Personal data processed:

  • Approximate location information (at city level)
  • Unique device identifiers
  • Technical data related to app errors and failures

Data controller:
Google LLC (United States)

Purpose:
Error diagnosis, stability improvement, and resolution of technical issues.

 

Firebase Performance Monitoring (Google LLC)

Firebase Performance Monitoring is a performance monitoring service provided by Google LLC, which allows analyzing the technical behavior of the app, such as response times and network performance.

Personal data processed:
Technical and performance data, according to Google's privacy policy.

Data controller:
Google LLC (United States)

International transfers:
Processing may involve international data transfers, carried out with adequate legal guarantees in accordance with the GDPR.

 

16.  User rights

Users can exercise their rights of access, rectification, deletion, opposition, restriction of processing, and portability by sending a request to privacy@onspc.com.

They may also file a complaint with the Spanish Data Protection Agency (www.aepd.es).

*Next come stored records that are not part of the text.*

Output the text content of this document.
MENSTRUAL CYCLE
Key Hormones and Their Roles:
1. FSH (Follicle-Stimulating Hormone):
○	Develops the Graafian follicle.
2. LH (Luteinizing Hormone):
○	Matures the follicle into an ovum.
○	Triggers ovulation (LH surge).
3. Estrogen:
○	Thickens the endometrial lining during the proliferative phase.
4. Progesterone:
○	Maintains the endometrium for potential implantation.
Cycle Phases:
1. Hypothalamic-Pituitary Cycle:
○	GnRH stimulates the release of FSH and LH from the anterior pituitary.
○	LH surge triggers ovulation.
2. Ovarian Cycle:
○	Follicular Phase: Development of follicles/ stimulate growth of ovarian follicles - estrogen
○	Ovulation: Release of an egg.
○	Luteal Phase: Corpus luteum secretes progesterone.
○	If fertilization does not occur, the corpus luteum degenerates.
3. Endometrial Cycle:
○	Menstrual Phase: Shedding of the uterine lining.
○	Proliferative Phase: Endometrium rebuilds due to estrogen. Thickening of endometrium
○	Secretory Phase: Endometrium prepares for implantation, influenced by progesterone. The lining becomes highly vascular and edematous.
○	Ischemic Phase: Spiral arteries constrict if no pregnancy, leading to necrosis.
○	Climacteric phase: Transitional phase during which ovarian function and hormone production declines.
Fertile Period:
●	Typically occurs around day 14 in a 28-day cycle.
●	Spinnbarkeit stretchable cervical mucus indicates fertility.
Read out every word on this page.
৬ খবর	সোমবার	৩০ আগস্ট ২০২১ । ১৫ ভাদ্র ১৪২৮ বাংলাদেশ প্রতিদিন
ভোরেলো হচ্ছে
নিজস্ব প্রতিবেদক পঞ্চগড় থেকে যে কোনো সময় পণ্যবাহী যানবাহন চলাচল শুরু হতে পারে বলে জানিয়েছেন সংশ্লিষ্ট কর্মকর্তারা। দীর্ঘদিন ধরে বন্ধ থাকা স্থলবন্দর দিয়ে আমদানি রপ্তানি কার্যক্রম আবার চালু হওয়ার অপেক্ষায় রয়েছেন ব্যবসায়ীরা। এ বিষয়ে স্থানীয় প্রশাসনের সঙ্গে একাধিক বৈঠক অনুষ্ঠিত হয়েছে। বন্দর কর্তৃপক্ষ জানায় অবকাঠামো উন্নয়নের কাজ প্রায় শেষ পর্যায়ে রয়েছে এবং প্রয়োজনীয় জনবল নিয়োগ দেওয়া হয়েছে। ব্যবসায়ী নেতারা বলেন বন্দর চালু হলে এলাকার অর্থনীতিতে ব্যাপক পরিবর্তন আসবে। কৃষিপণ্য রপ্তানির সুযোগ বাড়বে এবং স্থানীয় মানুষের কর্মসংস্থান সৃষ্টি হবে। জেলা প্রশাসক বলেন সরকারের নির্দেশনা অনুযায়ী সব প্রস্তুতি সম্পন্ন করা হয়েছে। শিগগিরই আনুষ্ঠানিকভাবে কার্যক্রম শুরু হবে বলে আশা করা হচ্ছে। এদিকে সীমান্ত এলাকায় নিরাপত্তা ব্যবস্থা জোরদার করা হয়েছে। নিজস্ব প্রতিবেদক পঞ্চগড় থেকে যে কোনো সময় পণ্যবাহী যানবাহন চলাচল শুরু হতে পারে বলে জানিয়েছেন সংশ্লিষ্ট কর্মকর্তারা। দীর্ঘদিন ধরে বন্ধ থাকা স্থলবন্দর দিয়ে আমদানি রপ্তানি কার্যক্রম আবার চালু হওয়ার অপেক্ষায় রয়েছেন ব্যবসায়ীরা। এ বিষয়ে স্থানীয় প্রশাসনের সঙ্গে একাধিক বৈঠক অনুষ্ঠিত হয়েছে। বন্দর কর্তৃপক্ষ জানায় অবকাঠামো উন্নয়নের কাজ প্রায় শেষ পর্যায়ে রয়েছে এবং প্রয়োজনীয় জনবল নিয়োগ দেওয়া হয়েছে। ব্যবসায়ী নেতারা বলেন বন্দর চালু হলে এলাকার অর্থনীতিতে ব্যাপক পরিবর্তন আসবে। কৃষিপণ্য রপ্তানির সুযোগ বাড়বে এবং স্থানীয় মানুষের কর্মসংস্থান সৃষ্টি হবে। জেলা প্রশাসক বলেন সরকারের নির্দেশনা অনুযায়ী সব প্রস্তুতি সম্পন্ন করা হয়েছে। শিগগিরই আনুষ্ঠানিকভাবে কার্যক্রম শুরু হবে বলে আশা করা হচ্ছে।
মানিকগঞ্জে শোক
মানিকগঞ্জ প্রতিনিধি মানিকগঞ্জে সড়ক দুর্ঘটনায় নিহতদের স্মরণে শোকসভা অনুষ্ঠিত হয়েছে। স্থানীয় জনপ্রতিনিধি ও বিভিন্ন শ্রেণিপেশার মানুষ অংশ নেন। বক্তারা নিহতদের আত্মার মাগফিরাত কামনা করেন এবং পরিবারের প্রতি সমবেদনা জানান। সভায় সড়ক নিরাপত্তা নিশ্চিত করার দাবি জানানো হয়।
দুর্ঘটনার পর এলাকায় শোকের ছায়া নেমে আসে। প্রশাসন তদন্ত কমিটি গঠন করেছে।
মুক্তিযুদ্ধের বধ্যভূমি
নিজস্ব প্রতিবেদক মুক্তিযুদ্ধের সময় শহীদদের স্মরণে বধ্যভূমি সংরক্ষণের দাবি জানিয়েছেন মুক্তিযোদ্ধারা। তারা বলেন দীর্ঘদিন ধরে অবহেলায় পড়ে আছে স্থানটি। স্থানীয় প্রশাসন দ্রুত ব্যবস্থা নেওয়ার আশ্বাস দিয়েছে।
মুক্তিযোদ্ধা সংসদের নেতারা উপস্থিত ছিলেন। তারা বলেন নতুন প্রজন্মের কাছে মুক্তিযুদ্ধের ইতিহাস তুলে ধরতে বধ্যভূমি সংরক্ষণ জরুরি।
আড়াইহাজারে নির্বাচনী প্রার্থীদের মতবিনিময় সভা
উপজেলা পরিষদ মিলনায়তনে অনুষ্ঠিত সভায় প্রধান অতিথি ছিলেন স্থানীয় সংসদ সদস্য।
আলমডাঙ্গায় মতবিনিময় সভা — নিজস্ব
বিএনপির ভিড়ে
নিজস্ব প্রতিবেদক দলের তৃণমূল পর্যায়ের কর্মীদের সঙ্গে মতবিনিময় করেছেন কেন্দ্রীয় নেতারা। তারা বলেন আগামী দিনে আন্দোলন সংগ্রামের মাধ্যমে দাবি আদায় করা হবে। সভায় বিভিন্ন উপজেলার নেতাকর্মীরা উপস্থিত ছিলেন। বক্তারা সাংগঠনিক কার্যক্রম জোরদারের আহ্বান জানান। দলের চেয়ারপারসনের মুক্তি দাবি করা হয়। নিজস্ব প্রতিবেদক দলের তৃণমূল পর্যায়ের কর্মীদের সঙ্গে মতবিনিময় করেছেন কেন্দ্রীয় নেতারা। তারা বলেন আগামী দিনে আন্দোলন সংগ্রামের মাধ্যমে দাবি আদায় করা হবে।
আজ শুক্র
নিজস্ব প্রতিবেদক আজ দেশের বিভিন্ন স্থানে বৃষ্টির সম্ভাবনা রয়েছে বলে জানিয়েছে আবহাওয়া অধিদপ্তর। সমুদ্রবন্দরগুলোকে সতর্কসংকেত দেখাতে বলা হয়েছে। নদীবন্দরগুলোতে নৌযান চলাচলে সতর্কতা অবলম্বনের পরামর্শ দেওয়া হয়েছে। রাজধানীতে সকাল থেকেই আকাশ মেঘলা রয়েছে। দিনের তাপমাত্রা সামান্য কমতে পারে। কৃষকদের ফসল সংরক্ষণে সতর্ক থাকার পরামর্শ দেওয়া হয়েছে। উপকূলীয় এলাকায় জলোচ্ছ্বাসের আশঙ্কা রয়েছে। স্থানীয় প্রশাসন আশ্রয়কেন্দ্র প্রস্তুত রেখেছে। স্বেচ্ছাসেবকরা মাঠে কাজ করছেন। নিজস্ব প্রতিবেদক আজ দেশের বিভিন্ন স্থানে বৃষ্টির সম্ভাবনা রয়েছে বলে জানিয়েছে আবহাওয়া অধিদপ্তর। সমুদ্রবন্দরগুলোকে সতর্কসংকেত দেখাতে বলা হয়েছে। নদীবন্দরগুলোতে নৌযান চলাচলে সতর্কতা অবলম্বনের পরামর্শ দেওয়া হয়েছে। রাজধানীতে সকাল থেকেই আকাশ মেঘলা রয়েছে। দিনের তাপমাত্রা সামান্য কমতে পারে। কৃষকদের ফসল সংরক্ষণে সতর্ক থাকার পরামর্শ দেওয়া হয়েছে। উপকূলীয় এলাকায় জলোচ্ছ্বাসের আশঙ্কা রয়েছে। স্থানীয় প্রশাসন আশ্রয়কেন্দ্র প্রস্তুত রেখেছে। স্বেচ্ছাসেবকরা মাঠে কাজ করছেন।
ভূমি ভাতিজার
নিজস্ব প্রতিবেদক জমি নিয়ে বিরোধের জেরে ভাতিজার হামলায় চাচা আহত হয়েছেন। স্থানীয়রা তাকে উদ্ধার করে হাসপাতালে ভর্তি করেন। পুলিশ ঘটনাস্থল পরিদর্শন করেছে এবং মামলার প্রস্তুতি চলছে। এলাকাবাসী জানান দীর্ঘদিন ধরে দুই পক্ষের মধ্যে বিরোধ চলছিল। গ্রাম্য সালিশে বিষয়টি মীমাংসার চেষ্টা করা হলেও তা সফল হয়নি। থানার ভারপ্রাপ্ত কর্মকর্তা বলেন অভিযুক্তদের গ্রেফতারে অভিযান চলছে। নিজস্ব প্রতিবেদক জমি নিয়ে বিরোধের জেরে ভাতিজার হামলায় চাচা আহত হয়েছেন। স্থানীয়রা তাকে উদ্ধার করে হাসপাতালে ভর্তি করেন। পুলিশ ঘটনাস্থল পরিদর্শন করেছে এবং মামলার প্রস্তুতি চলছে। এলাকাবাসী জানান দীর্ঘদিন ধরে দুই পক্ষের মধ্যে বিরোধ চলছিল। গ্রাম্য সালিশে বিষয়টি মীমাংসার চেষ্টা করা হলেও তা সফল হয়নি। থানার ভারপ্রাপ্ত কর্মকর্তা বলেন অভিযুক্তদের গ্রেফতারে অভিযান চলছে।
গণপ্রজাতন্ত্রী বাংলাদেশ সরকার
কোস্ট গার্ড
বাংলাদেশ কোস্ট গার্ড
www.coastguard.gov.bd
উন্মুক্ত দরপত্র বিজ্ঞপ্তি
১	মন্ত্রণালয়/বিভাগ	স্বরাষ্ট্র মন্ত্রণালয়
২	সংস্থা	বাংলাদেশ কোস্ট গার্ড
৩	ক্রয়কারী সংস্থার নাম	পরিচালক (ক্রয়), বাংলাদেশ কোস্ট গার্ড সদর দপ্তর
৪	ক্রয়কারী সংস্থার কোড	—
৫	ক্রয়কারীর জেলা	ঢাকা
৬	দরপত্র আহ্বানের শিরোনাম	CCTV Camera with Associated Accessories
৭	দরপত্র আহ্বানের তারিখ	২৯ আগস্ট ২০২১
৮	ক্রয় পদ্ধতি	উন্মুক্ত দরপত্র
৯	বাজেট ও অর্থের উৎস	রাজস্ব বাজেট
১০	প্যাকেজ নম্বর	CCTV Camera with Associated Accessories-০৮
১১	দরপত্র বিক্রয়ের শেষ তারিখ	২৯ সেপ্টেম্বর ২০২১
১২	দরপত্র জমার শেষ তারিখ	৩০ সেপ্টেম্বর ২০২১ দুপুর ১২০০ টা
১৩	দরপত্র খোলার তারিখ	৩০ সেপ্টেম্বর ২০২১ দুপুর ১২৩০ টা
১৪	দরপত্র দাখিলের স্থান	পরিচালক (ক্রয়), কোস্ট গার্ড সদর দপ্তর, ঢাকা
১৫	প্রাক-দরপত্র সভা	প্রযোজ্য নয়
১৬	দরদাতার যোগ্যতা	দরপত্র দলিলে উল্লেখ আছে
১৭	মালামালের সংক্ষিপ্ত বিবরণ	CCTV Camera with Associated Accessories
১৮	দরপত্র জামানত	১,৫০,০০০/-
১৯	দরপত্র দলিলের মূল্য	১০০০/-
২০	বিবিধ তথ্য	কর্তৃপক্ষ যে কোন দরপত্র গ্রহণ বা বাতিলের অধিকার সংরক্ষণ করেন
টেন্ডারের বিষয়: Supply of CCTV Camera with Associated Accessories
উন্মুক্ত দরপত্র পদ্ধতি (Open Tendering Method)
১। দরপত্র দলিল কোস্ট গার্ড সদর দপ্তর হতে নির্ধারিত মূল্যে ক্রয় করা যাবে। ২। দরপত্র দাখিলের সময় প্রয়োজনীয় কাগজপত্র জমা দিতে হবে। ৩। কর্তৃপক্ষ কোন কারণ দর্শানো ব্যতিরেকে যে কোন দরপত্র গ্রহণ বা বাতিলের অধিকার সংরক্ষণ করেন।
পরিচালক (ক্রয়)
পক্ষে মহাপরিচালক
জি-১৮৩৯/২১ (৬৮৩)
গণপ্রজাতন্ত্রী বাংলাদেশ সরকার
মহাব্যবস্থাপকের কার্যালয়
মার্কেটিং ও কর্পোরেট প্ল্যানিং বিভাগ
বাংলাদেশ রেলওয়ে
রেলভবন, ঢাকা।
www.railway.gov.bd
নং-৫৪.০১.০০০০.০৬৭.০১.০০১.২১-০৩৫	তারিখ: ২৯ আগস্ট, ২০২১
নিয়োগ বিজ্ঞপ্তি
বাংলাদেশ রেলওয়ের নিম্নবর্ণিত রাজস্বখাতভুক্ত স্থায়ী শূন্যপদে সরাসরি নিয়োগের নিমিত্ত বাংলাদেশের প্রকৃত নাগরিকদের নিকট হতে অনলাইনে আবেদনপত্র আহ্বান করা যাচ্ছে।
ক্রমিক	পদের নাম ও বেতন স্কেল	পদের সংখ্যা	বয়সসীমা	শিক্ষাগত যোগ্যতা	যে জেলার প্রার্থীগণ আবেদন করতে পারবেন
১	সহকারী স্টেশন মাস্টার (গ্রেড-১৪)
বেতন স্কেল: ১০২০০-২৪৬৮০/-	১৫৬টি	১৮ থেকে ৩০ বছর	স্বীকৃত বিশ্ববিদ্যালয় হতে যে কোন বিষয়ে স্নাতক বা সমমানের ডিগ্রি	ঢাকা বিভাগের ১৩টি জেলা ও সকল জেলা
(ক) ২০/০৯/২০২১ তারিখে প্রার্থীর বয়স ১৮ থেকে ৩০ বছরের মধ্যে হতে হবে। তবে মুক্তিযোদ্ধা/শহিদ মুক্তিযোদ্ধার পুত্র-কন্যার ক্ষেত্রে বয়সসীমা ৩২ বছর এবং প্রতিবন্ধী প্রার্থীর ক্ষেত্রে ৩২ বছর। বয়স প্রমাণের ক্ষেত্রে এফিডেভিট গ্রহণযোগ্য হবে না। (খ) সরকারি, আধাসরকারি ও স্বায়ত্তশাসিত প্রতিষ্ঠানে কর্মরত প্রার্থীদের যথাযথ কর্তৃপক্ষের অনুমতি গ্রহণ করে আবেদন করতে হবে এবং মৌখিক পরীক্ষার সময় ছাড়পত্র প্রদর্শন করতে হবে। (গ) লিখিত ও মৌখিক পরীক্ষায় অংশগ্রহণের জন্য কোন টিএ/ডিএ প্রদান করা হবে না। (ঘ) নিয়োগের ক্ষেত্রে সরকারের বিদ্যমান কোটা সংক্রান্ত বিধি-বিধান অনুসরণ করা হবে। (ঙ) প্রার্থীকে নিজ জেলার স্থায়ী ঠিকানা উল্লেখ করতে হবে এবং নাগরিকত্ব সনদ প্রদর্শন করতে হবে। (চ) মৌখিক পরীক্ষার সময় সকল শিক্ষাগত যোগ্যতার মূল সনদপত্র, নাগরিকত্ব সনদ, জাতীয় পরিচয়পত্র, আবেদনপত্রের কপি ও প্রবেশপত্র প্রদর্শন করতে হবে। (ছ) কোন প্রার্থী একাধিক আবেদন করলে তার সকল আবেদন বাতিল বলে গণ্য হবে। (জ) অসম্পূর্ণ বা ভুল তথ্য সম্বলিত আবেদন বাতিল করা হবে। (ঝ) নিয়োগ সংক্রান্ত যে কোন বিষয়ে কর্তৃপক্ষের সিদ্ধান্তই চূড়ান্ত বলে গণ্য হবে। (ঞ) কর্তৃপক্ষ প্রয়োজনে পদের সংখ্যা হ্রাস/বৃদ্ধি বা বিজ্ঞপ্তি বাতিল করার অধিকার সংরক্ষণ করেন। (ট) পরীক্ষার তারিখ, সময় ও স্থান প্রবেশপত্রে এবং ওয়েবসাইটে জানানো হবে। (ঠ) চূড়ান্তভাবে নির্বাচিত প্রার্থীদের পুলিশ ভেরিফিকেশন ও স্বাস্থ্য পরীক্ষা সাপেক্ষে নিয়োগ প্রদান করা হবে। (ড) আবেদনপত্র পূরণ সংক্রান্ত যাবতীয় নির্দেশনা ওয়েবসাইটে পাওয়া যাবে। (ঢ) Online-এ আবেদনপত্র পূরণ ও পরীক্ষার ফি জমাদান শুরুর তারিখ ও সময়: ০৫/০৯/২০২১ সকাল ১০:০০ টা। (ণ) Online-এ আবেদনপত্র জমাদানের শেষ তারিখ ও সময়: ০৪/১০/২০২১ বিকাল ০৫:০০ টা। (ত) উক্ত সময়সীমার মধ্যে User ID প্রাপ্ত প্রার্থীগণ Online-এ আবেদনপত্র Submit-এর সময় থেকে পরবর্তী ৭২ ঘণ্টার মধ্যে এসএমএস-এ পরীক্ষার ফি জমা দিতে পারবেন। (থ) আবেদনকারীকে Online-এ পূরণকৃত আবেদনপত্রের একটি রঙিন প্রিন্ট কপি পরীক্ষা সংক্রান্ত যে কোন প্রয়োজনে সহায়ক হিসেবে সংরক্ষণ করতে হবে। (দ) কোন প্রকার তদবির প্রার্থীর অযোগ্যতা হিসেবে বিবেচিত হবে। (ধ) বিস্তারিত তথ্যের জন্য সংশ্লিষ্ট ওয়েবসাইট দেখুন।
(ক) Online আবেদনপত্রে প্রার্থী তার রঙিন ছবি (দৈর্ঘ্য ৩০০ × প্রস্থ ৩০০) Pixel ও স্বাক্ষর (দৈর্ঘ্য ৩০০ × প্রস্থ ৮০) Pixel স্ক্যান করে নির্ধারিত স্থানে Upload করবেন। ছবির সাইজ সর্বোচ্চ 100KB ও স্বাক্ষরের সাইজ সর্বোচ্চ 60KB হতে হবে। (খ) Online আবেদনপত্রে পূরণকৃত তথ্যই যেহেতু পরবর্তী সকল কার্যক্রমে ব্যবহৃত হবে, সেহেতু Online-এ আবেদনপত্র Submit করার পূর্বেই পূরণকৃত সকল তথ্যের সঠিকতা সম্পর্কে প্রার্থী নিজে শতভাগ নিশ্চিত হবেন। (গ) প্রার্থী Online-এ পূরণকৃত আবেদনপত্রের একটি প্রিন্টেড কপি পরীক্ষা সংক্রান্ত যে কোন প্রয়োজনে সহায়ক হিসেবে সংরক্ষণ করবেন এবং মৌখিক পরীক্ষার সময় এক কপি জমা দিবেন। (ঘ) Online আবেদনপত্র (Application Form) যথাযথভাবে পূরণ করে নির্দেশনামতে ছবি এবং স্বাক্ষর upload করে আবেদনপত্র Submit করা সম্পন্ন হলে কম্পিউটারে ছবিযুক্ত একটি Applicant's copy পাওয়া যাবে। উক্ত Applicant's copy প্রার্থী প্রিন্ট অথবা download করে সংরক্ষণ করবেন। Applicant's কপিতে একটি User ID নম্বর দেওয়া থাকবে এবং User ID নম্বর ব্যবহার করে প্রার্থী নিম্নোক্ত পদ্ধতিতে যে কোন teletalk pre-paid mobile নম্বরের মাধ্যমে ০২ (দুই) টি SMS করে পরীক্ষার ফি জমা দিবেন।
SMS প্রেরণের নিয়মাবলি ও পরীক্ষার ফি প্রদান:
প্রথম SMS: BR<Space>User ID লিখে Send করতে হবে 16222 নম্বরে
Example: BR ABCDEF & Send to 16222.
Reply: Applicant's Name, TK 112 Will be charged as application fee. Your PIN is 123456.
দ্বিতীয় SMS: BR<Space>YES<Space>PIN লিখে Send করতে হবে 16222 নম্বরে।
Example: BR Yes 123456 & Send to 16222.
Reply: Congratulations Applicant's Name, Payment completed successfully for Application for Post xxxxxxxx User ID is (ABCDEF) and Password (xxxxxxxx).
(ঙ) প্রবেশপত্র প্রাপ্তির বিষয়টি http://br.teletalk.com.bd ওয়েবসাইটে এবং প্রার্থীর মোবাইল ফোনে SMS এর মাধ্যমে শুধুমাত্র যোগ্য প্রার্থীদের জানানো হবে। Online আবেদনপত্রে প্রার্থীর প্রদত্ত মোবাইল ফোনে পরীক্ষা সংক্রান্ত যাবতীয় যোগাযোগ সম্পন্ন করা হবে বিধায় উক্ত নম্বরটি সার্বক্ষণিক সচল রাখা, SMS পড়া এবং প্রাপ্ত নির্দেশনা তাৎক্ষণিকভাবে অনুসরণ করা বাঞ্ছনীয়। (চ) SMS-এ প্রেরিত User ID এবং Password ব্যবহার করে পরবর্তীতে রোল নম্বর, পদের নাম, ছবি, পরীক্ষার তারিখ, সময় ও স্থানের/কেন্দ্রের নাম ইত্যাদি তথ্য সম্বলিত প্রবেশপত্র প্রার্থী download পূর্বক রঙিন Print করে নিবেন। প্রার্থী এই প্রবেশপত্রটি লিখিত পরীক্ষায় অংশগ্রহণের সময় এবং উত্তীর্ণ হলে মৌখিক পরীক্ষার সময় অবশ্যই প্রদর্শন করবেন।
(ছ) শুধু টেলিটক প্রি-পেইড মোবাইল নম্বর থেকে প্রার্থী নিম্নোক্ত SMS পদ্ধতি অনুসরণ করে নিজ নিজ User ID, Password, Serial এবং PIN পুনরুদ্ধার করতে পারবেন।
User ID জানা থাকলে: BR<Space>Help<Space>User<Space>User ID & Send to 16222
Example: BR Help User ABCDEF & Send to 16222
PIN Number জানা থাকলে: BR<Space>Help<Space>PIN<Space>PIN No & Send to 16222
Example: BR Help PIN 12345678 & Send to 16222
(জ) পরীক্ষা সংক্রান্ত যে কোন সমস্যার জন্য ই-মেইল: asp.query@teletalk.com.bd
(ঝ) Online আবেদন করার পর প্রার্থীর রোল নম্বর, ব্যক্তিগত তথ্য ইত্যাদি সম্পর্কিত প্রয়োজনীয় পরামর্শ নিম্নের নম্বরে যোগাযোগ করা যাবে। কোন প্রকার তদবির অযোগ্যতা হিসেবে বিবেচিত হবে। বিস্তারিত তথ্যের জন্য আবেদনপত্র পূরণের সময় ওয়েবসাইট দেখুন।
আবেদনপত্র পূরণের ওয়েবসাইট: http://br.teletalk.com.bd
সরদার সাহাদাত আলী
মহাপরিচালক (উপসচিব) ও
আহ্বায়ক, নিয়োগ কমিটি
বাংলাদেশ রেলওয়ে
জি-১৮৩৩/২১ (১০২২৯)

17. Parental responsibility

SPC Kite is a tool to support parental control. The legal guardian is responsible for:

  • Properly configure the monitoring functions.
  • Inform the minor about the use of the app, according to their age and level of maturity.

18. Changes to the privacy policy

SPC may update this Privacy Policy to adapt it to legal or functional changes. Updates will be communicated through the app or by other reasonable means.

19. Applicable law

This Privacy Policy is governed by Spanish and European data protection legislation.